Now we have no Tower Records. There are few little record shops, the types that specialize in different styles of music. If you’re not on iTunes you can buy music elsewhere, but some fundamental things are missing from what record stores had. Notably, there’s no community.
Community is a collection of people around specific interests. Being validated by a community for your helpfulness and knowledge makes you an influencer. A community develops ways to onboard new members, to have forums for discussion to evaluate and recommend.
There are innumerable informal music communities where people share what they’re listening to and decide if they want it or not. Think hanging out with friends and saying “hey, listen to this.” But if you wanted to go somewhere with massive selections, where you could read up easily, be advised by other people, and do it in a social, retail setting, you’d be largely out of luck.

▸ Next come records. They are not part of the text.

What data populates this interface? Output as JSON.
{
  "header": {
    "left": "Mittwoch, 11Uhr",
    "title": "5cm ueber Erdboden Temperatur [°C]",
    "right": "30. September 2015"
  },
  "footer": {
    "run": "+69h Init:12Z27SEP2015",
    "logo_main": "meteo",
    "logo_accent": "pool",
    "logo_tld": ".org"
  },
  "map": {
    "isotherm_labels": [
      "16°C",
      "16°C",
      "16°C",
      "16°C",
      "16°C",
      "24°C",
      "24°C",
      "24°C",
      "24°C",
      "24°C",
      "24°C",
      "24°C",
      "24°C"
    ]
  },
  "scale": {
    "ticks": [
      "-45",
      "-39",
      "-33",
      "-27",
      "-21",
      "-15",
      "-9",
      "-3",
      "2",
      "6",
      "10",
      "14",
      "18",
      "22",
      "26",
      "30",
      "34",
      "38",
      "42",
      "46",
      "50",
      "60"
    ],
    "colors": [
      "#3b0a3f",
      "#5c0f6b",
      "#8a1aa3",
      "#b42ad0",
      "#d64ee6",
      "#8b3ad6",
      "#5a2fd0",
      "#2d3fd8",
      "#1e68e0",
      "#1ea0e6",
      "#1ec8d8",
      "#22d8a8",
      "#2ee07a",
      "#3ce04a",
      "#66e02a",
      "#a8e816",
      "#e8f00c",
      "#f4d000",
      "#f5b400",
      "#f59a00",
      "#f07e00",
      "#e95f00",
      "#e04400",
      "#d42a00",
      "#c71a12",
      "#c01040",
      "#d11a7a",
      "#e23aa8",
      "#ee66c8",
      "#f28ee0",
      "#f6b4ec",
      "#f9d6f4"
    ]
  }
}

A lot of retail has ignored the powers of technology to develop relationships with their community, and they treat every customer, from those wandering off the street to repeat customers spending thousands a year alike. Retail should leverage their loyalty programs, use CRM, and treat customers like they care about them while they are in the store. Know them and what they like and don’t like, what they’ve told you from purchases and questions. Communicate with them even when they’re not in the store, and not in a generic, mailer way. Send out segmented messages. Call individual people to let them know something came out from a band they really love. If you listen and research and use your data you can figure out who big spenders and influencers are and get their loyalty by just including them. Let them know what’s going on before everyone else.
Here’s how I see a modern record store. Couches, tables, beverages and snacks. Nice bathrooms, wifi and outlets. Diner style tables with mini jukeboxes where you can sample music with friends. Music related products (books, posters, headphones, speakers, etc). And aisles with things that look like old school records. Scan the barcode, listen to sample tracks. Scan the barcode to buy it and download.
Knowledgeable sales people are available to lecture on the nuances of various genres of music. Clubs meet regularly for people to hangout and learn and buy about different bands and styles.